Assai controversa, e pur ricca di sviluppi, è la questione della destinazione strumentale dell’Arte della fuga. L’opera è redatta in «partitura a quattro» e le parti sono indicate secondo l’antica terminologia vocale (discantus, altus, tenor, bassus), già in uso, fin dai tempi di Frescobaldi, nella notazione organistica. La destinazione organistica sembrerebbe dunque la piú plausibile, ma stilisticamente molti numeri suggeriscono piuttosto un’esecuzione clavicembalistica, per una o due tastiere. Del resto, come è noto, ai tempi di Bach il termine Klavier indicava genericamente lo strumento a tastiera. A questo tipo di esecuzione, per l’uno o l’altro strumento, se ne aggiunsero altri, per pianoforte, quartetto d’archi, complessi da camera, orchestra e recentemente perfino computer, ognuna a suo modo «lecita».

La versione per fisarmonica classica di Salvatore Di Gesualdo è in questo senso forse la piú bizzarra di tutte, ma non certo immotivata, giacché nell’idea stessa dell’Arte della fuga è contenuto il concetto di una successiva trascrizione strumentale con le sue diverse, specifiche realizzazioni. E ognuna di queste trascrizioni ne illumina a suo modo il carattere, senza nuocere alla sostanza astratta e spirituale del lavoro. Esso si presenta anzi, proprio in una versione di questo tipo, quanto mai immediato e comprensibile, attraverso la sintesi d’una polifonia differenziata (l’articolazione del mantice della fisarmonica segue le singole voci come in una proiezione esterna dei polmoni) con l’evidenza delle pronunciate sottolineature tematiche.

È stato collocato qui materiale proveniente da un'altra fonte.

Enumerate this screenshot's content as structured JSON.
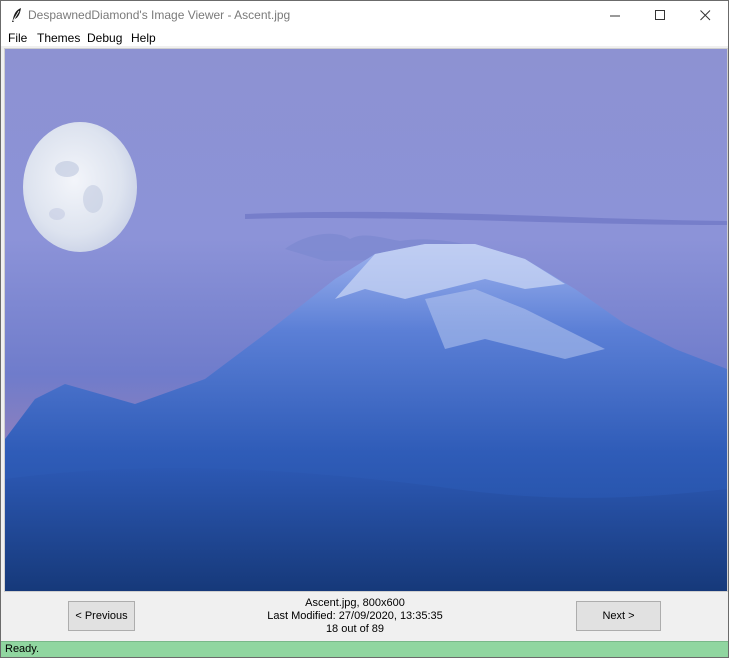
{
  "window": {
    "title": "DespawnedDiamond's Image Viewer - Ascent.jpg"
  },
  "menu": {
    "items": [
      "File",
      "Themes",
      "Debug",
      "Help"
    ]
  },
  "image": {
    "description_icon": "mountain-photo",
    "colors": {
      "sky": "#8f97d8",
      "mountain": "#1f4d9f",
      "moon": "#e9edf5"
    }
  },
  "controls": {
    "previous_label": "< Previous",
    "next_label": "Next >",
    "info": {
      "file_line": "Ascent.jpg, 800x600",
      "modified_line": "Last Modified: 27/09/2020, 13:35:35",
      "position_line": "18 out of 89"
    }
  },
  "status": {
    "text": "Ready.",
    "color": "#90d6a0"
  }
}
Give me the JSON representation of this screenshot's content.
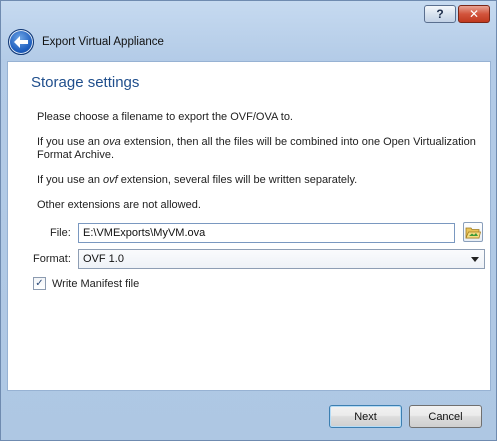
{
  "window": {
    "title": "Export Virtual Appliance",
    "help_label": "?",
    "close_label": "✕"
  },
  "page": {
    "heading": "Storage settings",
    "para1": "Please choose a filename to export the OVF/OVA to.",
    "para2_prefix": "If you use an ",
    "para2_ext": "ova",
    "para2_suffix": " extension, then all the files will be combined into one Open Virtualization Format Archive.",
    "para3_prefix": "If you use an ",
    "para3_ext": "ovf",
    "para3_suffix": " extension, several files will be written separately.",
    "para4": "Other extensions are not allowed."
  },
  "file": {
    "label": "File:",
    "value": "E:\\VMExports\\MyVM.ova"
  },
  "format": {
    "label": "Format:",
    "selected": "OVF 1.0"
  },
  "manifest": {
    "label": "Write Manifest file",
    "checked": true,
    "check_glyph": "✓"
  },
  "buttons": {
    "next": "Next",
    "cancel": "Cancel"
  },
  "colors": {
    "heading": "#1f4e8c",
    "frame": "#bcd2ea",
    "close": "#c0391f"
  },
  "icons": {
    "back": "back-arrow-icon",
    "browse": "folder-browse-icon"
  }
}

Se la scelta dei pezzi è di necessità subordinata alle possibilità realizzative dello strumento (e Di Gesualdo è musicista troppo sensibile per forzarne la natura), non per questo l’immagine dell’Arte della fuga ne uscirà stravolta. Opera non nata per l’esecuzione in concerto, e nello stesso tempo capace di rivelarsi in ogni tipo di esecuzione, parziale o integrale, secondo l’ordine originario o in uno reinventato, l’Arte della fuga racchiude in ogni singolo numero la compiutezza organica di un magistero compositivo sostanziato di tecnica e di poesia, nel quale la materia diviene spirito solo per tornare, sublimata, a farsi materia: suoni, ritmi, voci che si intrecciano, e si rincorrono, e si trasformano, nell’eterna armonia dei simboli musicali.